Hillary Johnson is an artist and educator who studies how light moves across place and season. Through long-duration photographic observation and site-responsive installation, she treats attention as a form of devotion, asking what becomes visible when we slow down long enough to see.
Her work tracks solar rhythm across windows, landscapes, and architectural thresholds. Rather than pursuing spectacle, she returns repeatedly to the same orientations and surfaces, allowing subtle shifts in shadow, atmosphere, and time to accumulate. Light is not simply illumination in her work. It is a relational force that reveals how perception unfolds through duration.
Johnson’s ongoing project, A Year in Light, explores how sunlight changes across geographies and latitudes. By committing to sustained observation, sometimes over 24 hours and sometimes across seasons, she studies how place and time shape the way light is received. Each location becomes a chapter in a longer inquiry into attention, rhythm, and presence.
Her materials and processes support this disciplined slowness. Working across photography, handmade paper, and installation, she builds structures that hold light rather than capture it. Salt prints, long exposures, and suspended paper grids become records of environmental conditions and sustained looking. The work invites viewers into perceptual recalibration, not through spectacle but through steadiness.
Johnson is a Teaching Scholar in Photography at the University of Notre Dame.

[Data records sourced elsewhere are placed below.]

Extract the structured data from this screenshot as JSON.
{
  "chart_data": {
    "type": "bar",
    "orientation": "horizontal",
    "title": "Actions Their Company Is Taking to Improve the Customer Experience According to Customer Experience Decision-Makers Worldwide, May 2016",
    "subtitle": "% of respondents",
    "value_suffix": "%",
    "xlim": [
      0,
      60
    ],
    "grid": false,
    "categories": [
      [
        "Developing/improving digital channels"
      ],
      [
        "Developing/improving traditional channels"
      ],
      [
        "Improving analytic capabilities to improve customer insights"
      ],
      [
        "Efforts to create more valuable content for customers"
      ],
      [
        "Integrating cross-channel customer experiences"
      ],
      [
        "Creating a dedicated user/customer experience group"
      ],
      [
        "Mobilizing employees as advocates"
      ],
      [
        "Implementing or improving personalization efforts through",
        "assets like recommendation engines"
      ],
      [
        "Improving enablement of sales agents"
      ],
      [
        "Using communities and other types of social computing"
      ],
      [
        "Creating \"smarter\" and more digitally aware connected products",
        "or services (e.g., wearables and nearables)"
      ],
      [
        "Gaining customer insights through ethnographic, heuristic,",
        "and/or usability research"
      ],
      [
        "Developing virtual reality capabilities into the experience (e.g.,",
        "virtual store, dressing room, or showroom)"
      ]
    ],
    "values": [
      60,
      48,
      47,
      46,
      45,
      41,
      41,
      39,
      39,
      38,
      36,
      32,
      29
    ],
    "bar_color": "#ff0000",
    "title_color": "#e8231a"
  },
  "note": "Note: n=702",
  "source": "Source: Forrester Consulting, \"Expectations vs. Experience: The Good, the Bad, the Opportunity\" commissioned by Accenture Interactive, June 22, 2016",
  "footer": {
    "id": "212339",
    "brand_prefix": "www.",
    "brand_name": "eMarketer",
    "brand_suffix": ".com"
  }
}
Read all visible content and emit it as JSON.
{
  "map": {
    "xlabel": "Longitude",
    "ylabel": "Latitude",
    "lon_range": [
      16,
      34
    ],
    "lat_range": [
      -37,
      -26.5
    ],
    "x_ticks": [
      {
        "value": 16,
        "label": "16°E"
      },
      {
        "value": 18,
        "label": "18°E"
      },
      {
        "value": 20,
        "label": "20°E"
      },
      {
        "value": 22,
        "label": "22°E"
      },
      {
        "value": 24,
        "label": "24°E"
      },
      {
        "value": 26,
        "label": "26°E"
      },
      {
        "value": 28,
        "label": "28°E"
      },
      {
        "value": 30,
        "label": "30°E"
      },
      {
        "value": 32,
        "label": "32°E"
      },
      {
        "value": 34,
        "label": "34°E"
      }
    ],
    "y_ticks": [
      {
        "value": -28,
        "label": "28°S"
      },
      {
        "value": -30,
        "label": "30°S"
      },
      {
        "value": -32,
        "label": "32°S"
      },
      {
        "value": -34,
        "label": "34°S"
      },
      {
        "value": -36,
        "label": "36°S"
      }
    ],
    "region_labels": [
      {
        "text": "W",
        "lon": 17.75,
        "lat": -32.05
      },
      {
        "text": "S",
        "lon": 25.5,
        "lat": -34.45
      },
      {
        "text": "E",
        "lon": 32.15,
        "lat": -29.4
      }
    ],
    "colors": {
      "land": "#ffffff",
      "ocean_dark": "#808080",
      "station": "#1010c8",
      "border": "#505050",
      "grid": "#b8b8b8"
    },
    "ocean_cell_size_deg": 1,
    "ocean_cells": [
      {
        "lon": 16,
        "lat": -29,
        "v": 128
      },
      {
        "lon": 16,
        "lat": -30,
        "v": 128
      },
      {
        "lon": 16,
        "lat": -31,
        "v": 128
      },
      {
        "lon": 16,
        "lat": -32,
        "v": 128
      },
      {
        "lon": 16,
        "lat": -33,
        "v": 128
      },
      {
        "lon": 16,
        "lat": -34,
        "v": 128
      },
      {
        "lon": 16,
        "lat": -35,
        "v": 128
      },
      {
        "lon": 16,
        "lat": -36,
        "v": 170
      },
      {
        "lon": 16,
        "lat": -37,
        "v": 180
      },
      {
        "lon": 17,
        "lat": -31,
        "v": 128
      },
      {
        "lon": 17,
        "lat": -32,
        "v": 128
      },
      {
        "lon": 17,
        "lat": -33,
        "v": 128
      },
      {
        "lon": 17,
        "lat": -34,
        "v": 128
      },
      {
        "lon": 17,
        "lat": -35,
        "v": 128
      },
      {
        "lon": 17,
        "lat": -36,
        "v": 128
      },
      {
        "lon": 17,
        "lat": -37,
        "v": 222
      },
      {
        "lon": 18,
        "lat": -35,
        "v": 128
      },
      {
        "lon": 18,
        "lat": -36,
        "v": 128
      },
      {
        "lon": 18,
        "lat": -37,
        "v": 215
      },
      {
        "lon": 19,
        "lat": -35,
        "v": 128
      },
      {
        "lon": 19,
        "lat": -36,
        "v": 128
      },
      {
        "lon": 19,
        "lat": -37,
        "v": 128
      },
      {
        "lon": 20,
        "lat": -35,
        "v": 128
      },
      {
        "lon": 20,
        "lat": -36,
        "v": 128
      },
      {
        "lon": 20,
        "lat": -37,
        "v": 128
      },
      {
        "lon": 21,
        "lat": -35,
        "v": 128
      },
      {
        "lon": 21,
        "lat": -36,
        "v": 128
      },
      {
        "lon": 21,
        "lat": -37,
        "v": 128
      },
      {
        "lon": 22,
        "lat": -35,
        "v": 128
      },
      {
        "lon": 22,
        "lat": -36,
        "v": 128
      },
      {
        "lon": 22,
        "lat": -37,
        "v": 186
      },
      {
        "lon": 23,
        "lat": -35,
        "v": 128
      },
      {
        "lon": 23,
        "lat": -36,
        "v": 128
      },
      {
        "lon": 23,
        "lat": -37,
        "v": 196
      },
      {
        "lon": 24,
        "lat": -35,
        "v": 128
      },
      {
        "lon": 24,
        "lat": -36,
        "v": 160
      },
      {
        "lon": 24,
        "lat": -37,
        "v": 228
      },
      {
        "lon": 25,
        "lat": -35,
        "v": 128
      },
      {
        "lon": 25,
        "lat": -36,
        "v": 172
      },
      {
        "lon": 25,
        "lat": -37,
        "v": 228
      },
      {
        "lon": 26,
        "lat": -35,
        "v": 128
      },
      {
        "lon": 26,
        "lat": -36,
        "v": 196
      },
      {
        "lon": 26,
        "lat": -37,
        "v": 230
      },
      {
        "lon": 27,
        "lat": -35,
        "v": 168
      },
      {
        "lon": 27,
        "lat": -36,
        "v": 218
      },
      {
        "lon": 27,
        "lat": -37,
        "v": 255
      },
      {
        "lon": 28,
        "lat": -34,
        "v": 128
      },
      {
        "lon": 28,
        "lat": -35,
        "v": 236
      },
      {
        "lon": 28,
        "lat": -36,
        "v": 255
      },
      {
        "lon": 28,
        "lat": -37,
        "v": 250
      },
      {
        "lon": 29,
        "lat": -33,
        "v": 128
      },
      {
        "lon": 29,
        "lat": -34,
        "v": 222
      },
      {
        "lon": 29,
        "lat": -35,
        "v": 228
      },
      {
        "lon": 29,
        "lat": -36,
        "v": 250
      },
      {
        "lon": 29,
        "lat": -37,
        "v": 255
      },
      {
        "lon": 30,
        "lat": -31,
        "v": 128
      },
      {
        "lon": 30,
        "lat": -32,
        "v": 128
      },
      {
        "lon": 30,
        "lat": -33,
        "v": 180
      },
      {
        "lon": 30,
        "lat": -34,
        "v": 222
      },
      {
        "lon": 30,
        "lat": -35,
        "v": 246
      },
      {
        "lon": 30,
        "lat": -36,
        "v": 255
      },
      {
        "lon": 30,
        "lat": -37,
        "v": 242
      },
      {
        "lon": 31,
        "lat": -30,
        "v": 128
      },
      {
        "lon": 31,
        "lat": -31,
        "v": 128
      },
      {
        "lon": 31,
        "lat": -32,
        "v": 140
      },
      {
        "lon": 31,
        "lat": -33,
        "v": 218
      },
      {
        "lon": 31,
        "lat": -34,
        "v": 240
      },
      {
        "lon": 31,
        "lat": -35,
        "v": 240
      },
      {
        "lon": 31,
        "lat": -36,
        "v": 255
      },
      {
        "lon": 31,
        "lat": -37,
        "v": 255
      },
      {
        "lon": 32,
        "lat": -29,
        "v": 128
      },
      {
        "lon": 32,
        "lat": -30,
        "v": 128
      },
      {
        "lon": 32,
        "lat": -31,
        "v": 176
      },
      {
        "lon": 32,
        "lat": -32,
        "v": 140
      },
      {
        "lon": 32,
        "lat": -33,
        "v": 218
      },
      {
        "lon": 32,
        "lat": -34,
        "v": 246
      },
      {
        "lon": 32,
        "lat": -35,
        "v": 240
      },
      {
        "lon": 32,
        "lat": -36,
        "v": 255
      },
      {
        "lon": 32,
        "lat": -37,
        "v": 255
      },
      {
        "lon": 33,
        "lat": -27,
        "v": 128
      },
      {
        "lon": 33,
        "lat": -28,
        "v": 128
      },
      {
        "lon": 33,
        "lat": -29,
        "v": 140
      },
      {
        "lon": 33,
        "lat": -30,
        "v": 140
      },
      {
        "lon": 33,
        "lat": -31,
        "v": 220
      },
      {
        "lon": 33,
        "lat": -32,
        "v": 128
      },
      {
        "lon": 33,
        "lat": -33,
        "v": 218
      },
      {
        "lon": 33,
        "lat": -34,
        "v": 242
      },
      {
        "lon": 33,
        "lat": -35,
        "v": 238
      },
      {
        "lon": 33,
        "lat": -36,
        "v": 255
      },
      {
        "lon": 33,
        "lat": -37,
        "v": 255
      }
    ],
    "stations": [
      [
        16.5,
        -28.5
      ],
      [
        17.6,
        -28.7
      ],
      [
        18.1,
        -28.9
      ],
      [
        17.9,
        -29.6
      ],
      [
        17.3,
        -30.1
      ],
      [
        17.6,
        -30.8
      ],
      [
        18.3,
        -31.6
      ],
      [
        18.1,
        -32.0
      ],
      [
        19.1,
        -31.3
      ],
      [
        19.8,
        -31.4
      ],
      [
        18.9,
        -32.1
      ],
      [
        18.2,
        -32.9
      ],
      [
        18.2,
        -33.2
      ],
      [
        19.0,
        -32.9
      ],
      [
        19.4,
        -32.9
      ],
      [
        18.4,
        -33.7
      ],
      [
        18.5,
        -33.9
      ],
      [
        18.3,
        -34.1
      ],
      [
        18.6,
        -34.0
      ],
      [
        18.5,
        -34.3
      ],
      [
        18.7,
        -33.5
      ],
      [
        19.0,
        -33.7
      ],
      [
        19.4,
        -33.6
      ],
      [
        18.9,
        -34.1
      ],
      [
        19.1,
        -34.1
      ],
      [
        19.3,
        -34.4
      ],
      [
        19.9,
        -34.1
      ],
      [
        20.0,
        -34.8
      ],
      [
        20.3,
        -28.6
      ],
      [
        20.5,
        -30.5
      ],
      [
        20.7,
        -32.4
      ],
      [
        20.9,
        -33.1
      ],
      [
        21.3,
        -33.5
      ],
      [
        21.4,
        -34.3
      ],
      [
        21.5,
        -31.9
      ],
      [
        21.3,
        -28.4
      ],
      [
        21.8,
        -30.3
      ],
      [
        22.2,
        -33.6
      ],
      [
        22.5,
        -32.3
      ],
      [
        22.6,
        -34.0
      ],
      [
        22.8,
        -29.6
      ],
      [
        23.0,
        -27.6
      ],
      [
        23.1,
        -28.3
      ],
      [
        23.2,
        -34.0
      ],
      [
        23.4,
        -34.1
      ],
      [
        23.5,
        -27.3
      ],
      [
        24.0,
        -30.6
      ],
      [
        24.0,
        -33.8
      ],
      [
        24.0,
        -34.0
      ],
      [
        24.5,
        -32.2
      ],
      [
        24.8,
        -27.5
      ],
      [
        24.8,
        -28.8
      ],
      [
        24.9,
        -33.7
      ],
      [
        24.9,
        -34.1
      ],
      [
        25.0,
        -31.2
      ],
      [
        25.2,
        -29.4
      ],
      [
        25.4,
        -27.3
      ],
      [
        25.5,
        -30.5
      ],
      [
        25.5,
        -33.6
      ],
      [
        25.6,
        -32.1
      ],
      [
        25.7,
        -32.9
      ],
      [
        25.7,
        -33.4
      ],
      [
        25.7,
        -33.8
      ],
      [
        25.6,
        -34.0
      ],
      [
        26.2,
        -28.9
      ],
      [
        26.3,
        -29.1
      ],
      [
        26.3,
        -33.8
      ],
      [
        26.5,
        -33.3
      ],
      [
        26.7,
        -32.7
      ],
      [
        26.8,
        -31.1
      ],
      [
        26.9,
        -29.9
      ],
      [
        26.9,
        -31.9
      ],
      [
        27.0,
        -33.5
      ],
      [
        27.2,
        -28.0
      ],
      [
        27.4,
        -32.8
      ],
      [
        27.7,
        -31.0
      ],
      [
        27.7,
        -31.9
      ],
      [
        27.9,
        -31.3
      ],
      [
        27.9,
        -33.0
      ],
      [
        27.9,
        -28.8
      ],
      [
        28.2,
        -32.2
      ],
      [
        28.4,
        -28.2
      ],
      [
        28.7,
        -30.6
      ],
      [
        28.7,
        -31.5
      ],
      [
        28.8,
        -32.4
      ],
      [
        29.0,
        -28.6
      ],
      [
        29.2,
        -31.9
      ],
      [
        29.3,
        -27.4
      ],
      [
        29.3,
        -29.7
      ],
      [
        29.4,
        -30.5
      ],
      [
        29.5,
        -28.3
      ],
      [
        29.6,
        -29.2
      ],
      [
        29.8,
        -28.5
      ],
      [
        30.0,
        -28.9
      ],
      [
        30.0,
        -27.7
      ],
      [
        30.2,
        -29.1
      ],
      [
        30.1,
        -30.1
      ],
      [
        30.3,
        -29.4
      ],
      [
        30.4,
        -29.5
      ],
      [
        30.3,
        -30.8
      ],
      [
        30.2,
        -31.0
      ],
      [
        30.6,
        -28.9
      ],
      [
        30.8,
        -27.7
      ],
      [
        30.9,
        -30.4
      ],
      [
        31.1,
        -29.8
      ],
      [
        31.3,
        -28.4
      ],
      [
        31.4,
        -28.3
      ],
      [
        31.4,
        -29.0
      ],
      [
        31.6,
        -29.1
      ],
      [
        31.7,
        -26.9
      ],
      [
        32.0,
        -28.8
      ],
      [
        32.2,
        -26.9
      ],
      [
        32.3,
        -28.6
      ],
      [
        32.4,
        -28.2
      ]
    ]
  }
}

Her teaching grows from the same inquiry that shapes her studio practice, inviting students to cultivate perceptual discipline and embodied observation. Rather than separating research, making, and teaching, she treats them as interwoven practices grounded in attention.
She has exhibited nationally and internationally and continues to develop site-based studies of light across diverse geographies. Her work asks a simple and enduring question: What becomes visible when we give ourselves fully to looking?
Biography
Hillary Johnson is an artist and educator whose work investigates solar rhythm, perception, and sustained attention through photography and installation. Her long-term project, A Year in Light, traces how sunlight shifts across geographies and seasons, treating duration as both method and material.
Johnson holds an MFA in Creative Writing and an MFA in Photography. Her background in narrative and visual practice informs a studio approach grounded in disciplined observation and long-form inquiry. Rather than pursuing spectacle, her work cultivates close attention to light, shadow, and place as lived phenomena.
She is a Teaching Scholar in Photography at the University of Notre Dame. Her work has been exhibited nationally and internationally and has received the Albert P. Weisman Award and the Thall-Mulvany Award. Her installation The Listening Fence was featured at Riverside Art Center as part of the Terrain Biennial, extending her site-based investigations into public and architectural space.
Johnson continues to develop location-based studies of light across diverse latitudes, building a cohesive body of work that engages ecological rhythm, architectural thresholds, and contemplative practice. Her installations are conceived as adaptable structures that respond to the specific light and spatial conditions of each site.